Fig. 3: Assembling mechanism of laccase on Cellulose-CD-MMT hydrogels via CAHB.

a The relationship between assembled amount of laccase on Cellulose-CD-MMT hydrogels and solution pH. The solution pH before and after laccase assembly showed that it significantly and linearly increased with increasing assembled amount of laccase (p < 0.05). b Schematic diagram of the proposed CAHB interaction between laccase and Cellulose-CD-MMT hydrogels. FTIR (c) and ¹H NMR (d) spectra of laccase before and after assembly (including deuteration) on Cellulose-CD-MMT hydrogels.
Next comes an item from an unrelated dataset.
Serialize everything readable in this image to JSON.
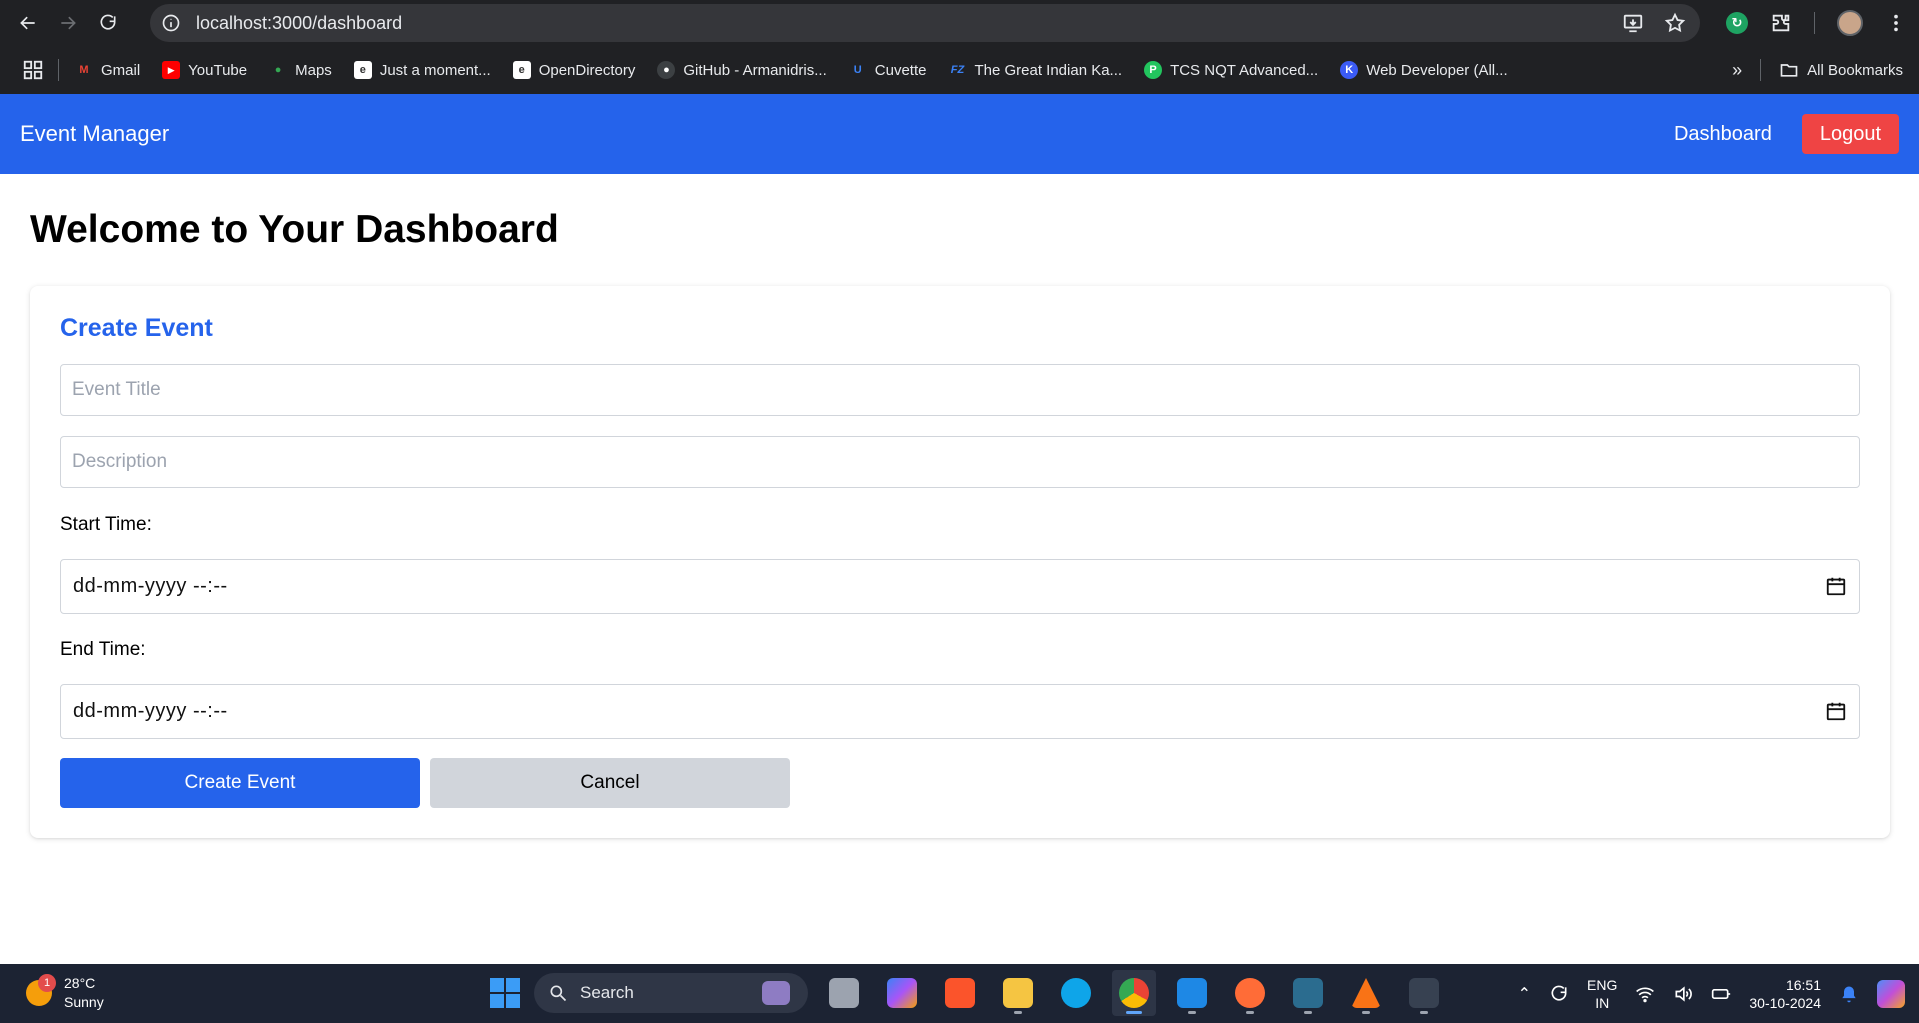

Initial state (e, 0 ns) and equilibrium state (f, 100 ns) of the interaction between Cellulose-CD-MMT hydrogels and laccase by molecular dynamics (MD) simulation. The cyan box is a cube water box of 10 × 10 × 10 nm. g Contribution of different amino acids to H-bond formation between laccase and Cellulose-CD-MMT hydrogels within 100 ns MD simulation. Aspartic acid: Asp (75.02%), Arginine: Arg (9.07%), Histidine: His (10.64%), Serine: Ser (2.54%), Leucine: Leu (1.18%), Glutamine: Gln (0.91%), Proline: Pro (0.04%). Strength (h, E_H-bond, kJ mol⁻¹) and stability (i, E_gap, eV) of the H-bond between Cellulose-CD-MMT hydrogels and Asp quantified through DFT calculation. The representative H-bond conformation is obtained by MD simulation at 100 ns. A shorter bond length with larger bond angle and binding energy means a stronger H-bond. E_HOMO and E_LUMO are the energy (eV) of the highest occupied molecular orbital (HOMO) and lowest unoccupied molecular orbital (LUMO), respectively.